Music on the hippie trail
‘… And it makes me wonder’ is a chorus in Led Zeppelin’s song Stairway to Heaven. Even though they traveled in a strange world, travelers mostly stuck to the music they brought along on their cassette players. Maybe it was a little piece of home to them. So Norwegian Wood, whereby the Beatles introduced the sitar into pop music (or was it Tomorrow never knows?) for many was the closest approach to Indian music. Even though there was such a lot of wonderful local music like Ravi Shankar’s who even had performed in Woodstock. Or Qawala music: Nusrat Ali Fateh Khan’s Must, Must, Must is my absolute favourite. Whether in the Pudding Shop in Istanbul, in the Amir Kabir in Tehran, at Siggi’s in Kabul, in the secluded Marco Polo Tea House in Bamiyan, as well as in the Ringo Guesthouse in Delhi – the same old stuff everywhere: Led Zeppelin, Neil Young (Old man), the Stones, CSNY (Marrakesh Express!), Procol Harum (Glimpses of Nirvana) with the famous dialogue between the Dalai Lama and Liza Minelli (see below). And whatever blared out of the loudspeakers at that time.
Everyone would have loved to talk to the Tibetan leader. But as he was a very busy man, only celebrities such as B. Richard Gere and Liza Minelli had a chance to be granted an audience by the ‘Ocean of Wisdom’. After a drinking binge the actress was completely burnt-out for the umpteenth time and hoped to find the solution to her problems in meditation. Finally the
master received her; she crouched at his feet and he picked her up: “Well, what do you want to know, my child?” – She replied: “I wish to know the meaning of life, father!”. The Dalai Lama thought for a long time and then he said with a smile: “Life is a cabaret, my friend!” and Minelli went her way. (In reality, of course, it would have been: Like a beanstalk! – as Procol Harum sung).
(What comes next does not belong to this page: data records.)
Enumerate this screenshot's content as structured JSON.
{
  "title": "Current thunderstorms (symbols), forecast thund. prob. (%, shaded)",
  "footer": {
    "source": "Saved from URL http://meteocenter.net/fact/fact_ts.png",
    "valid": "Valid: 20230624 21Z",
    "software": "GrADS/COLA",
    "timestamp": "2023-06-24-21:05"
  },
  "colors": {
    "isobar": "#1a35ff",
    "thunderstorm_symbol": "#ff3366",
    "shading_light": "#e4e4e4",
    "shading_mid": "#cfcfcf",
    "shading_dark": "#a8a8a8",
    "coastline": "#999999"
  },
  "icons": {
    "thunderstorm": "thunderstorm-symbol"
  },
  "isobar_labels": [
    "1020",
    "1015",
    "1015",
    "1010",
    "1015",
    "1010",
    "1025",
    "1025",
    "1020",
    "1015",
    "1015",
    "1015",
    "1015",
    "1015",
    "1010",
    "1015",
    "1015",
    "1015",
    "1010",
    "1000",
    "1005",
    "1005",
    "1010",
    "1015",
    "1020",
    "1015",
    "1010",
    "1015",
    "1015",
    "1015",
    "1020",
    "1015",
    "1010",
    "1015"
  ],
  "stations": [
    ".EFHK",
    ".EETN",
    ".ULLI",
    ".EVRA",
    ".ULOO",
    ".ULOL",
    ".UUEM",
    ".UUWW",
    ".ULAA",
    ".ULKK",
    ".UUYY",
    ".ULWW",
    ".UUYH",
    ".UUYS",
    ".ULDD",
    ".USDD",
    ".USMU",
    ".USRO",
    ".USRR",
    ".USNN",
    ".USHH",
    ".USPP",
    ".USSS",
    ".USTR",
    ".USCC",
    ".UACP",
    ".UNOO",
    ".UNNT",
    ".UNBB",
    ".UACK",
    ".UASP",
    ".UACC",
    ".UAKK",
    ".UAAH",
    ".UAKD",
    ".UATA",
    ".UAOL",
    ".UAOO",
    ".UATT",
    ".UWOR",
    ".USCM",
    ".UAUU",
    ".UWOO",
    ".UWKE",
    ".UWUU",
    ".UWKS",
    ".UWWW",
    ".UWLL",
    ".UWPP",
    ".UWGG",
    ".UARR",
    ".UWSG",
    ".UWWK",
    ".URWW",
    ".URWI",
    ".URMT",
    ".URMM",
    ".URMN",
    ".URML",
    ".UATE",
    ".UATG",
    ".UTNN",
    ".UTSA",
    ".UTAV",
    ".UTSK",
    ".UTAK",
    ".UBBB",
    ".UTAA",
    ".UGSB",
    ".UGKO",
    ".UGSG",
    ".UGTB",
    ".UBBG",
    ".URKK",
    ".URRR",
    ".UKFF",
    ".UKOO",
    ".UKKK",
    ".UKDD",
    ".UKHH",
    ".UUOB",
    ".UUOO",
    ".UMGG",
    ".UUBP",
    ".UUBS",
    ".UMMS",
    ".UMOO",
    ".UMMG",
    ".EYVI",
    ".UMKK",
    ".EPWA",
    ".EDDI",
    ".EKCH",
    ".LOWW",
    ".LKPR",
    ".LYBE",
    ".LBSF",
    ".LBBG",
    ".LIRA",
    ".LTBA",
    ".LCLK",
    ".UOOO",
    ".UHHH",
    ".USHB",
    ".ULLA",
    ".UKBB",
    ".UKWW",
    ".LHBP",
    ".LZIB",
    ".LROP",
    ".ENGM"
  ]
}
And of course – not to be forgotten – Cat Stevens’ Father and Son! Who wouldn’t remember endless discussions with the parents: “Where do you want to go? To Asia? You’d better get some proper education first!” Or the girlfriend: “Let’s get married, start a little family, enjoy the happiness at home!”. But we longed to venture out into the great wide open, just like the son:” I know, I’ve got to go away! “- right on! Cat Stevens later even played an important role in Afghanistan. After Mick Jagger snatched his girlfriend, the actress Patty D’Arbanville (remember ‘Bilitis’?), away from him he fell into deep despair and turned from Far Eastern mysticism (Buddha & the Chocolate Box) to Islam: “By nature I have always been a Muslim! ” it dawned on him in 1978. Unfortunately a little too late – otherwise he could have simply had D’Arbanville stoned to death. Not only did he sing about the impending liberation of Afghanistan from the Soviet yoke under the name Yusuf Islam. No, he even supported Ayatollah Khomeini’s fatwa against Salman Rushdie. And demanded the death penalty for the heretic!
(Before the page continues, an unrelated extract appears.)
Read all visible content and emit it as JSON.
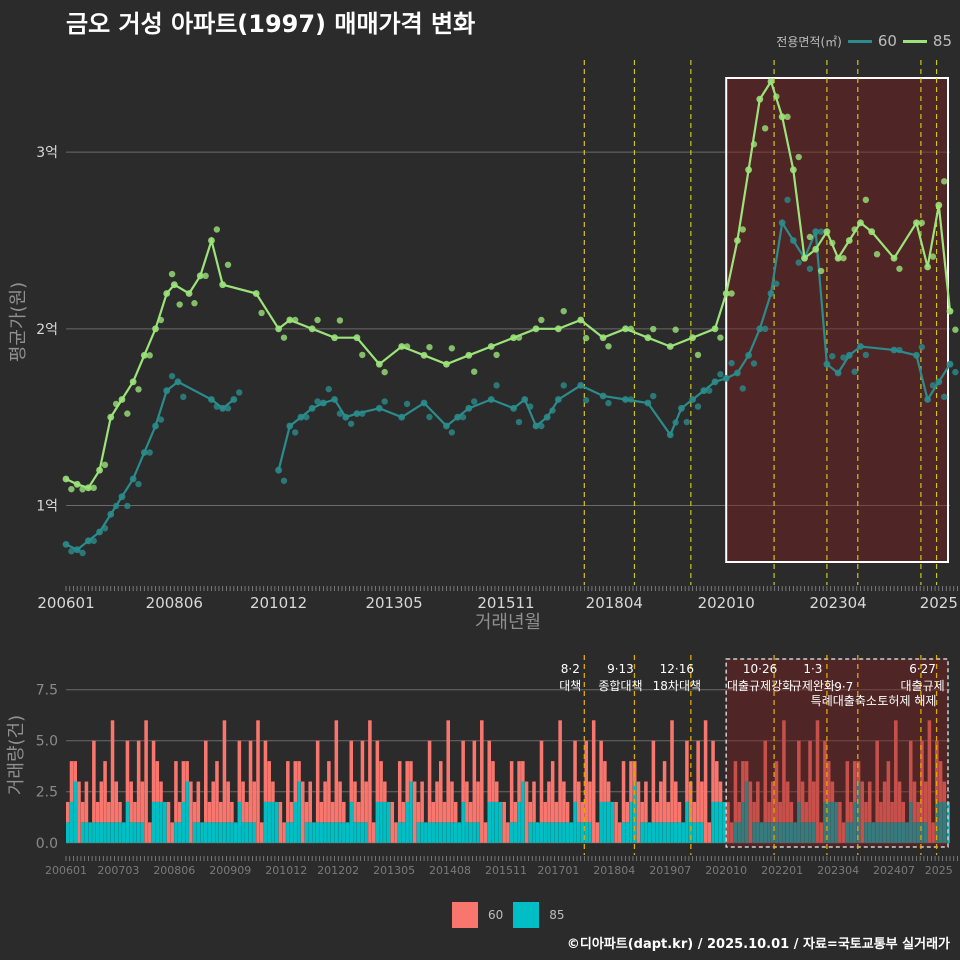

At that time cassette recorders had just hit the market. It enabled music enthusiasts to play all their favourite tunes aboard the VW camper van. Or in the retired German postal service bus destined for the Nepalese market. Whether in Freak Street or in Maruhity, Pig Alley or at K.C.’s in Thamel – always the same songs! In Goa, on the banks of the Tungabhadra River in Hampi, as well as in Kovalam, it was not much different. The same applied to all of Southeast Asia. The ‘progressive’ locals also found our music awesome, whether in Ko Samui, Bali or heaven knows where. I vividly remember the jukebox at the Atlanta Hotel in Bangkok. My favorite records there were Kansas’ Dust in the Wind (weren’t we all a bit?) and John Lennon’s Imagine. ‘Image no possession ‘ – no problem, hardly one of us had a penny to his name. Otherwise we wouldn’t have stayed there. Gorgeous times and I wouldn’t remember the records in the jukebox were ever replaced by more contemporary ones. Maybe it was for the better!
And it was not only at the Atlanta that time seemed to stand still: In the 1990s, Led Zeppelin was water under the bridge but their songs could still be heard everywhere. Maybe because all travelers felt like being on a Stairway to Heaven? And it makes me wonder… What the heck had Robert Plant and Jimmy Page been thinking when they wrote the lyrics? They solved the puzzle decades later: ‘When we wrote the song, we were so stoned that we couldn’t understand it ourselves the next day!’ But they had created something marvelous – no doubt about that.
And weren’t all of us following the ‘Piper’ – whoever he was? Or looking for him?
‘There’s a feeling I get when I look to the West and my spirit is crying for leaving …
And as we wind down the road our shadows taller than our soul … ‘
‘And it’s whispered that soon if we all call the tune, then the piper will lead us to reason!’